I was after any valuable information on living and working in italy. I am an australian with italian parents and have just come back from italy. I can converse in italian but i am not totally fluent. I am attaining an italian passport in the next few weeks.
I have family in Rome, Campobasso and Sicily. I love all but really love sicily. I would love to hear from people that have made the move and what they think, people that are working in italy and or people that have done this previously.

I currently work in IT and have done so for the past 8 years. I am a system administrator with a strong microsoft and vmware background. So if anyone has moved over into an IT feild it would be great to hear from you.

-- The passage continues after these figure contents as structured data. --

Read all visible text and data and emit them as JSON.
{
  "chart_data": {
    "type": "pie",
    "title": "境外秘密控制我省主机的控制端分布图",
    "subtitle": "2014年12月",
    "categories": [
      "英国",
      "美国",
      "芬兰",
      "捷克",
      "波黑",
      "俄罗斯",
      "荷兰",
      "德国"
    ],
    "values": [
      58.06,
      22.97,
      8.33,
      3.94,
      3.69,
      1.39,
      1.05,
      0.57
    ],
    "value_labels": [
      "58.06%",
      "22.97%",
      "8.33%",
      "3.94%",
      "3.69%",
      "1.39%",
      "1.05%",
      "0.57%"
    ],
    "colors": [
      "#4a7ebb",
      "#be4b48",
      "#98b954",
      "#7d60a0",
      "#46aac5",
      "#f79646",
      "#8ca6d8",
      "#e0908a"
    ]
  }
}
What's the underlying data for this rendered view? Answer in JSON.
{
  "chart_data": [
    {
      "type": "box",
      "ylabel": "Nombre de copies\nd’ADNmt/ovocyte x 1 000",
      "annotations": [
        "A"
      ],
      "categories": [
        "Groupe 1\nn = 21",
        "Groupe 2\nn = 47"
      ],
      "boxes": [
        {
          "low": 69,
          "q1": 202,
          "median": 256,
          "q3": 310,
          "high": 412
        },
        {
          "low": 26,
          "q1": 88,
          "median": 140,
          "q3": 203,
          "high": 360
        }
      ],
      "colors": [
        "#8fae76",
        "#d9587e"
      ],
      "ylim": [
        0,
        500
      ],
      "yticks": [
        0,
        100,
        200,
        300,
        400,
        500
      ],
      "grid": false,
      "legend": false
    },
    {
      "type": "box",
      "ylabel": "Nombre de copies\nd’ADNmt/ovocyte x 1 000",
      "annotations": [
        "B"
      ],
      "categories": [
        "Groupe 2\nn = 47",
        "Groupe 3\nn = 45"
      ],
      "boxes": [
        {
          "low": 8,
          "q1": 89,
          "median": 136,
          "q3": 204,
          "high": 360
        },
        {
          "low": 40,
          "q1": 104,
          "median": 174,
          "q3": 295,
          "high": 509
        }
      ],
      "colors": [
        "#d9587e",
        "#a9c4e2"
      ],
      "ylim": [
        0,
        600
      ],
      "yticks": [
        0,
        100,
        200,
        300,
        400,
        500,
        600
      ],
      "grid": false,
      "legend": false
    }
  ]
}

I think this will do for now.

Talk to me anyone.......

Carmelo


----------



## luiss_in_basilicata (Feb 27, 2009)

Hi Carmelo,
I have a close friend working in the IT business....he has worked in England many years and moved back to Italy after a while.....maybe I can share his experience to make your move easier....send me a msg and I will help in pointing you in the right direction....

Luigi


----------



## Carmelo (Oct 20, 2009)

*Hi Luigi*



luiss_in_basilicata said:


> Hi Carmelo,
> I have a close friend working in the IT business....he has worked in England many years and moved back to Italy after a while.....maybe I can share his experience to make your move easier....send me a msg and I will help in pointing you in the right direction....
> 
> Luigi


That would be fantastic Luigi. You can contact me on charlie1 at iinet dot net dot au. I appreciate it.

Carmelo


----------